When they think back to their younger days, most people think about their childhood home, the sights, the smells, the family they lived with. But the sad truth is there are many children who may never get the chance to make those memories.
There are currently almost 100,000 homeless children in the UK and the numbers are at a six year high. Hidden away in temporary accommodation that risks their physical, mental and emotional health, these children represent the true cost of the country's economic crisis.
The UK is facing a serious housing shortage which, on top of depleted benefits, rising house prices and significant levels of unemployment, has left thousands of families literally without a roof over their heads. Children are forced to live in temporary housing or B&Bs, often crammed into single rooms without any kitchen facilities and sharing bathrooms with other families.
The impact on children's health can be immense. With little more than shared mattresses on the floor, they can become severely sleep deprived, while the lack of cooking facilities leaves them malnourished. Crammed together in small, often unhygienic spaces, infection is rife - and spreads fast as families are moved from place to place.
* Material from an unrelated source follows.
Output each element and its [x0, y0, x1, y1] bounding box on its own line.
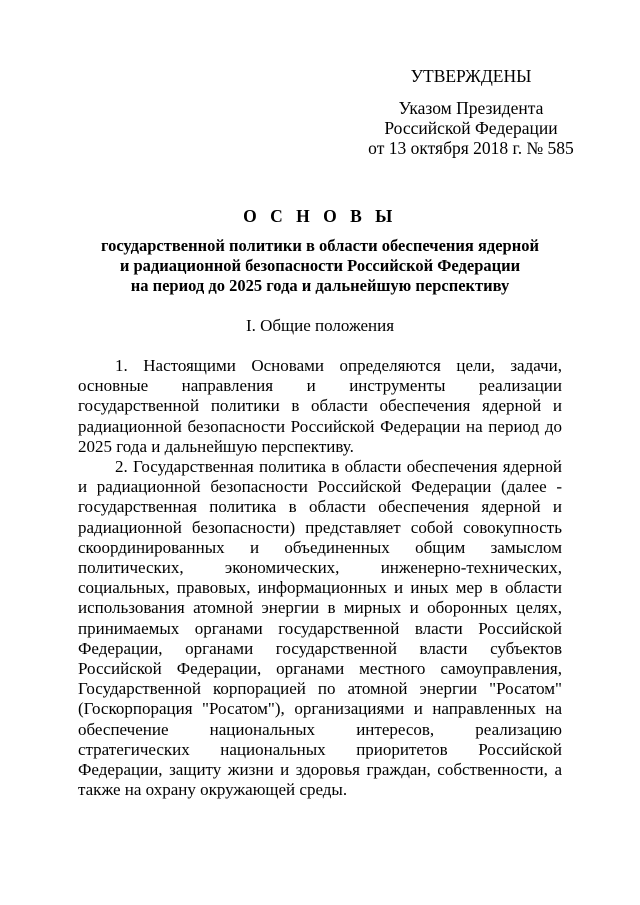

The situation can have appalling consequences for children's mental health too. With no sense of permanence, many live in a constant state of anxiety. School can be an isolating experience as homeless children face bullying and ridicule from their peers, sparking a variety of issues from social problems to depression and self-harm.
These conditions form building blocks for children's futures, leaving them seriously behind in terms of both health and education. Such problems do not disappear in adulthood but rather grow and evolve leading to more serious health issues, and difficulties in finding work and developing healthy relationships. Growing up homeless leaves children at a huge disadvantage - from which a considerable proportion never recover.
As nurses, we have a front row seat to the consequences of poverty and homelessness on children's health. School nurses, for example, play a key role in supporting children with difficult home lives, whilst health visitors and practice nurses also do all they can to help children who need them. However, it will take much more than this to solve the crisis. A school nurse requires the support of education staff to highlight children who may be struggling, health visitors need to work in partnership with housing services to ensure families have access to regular services.
More resources are crucial, together with a strategic plan for how they can be used to improve conditions as much as possible. Health services need the capacity to work strategically with local authorities, housing departments and schools to form cohesive plans for homeless children in order to give them the best possible start in life.
Every single child deserves a safe home in which to grow and develop. It is vital that the Government lifts its head out of the sand and begins to address this problem if we have any hope of saving these children from scarred childhoods and troubled adult lives.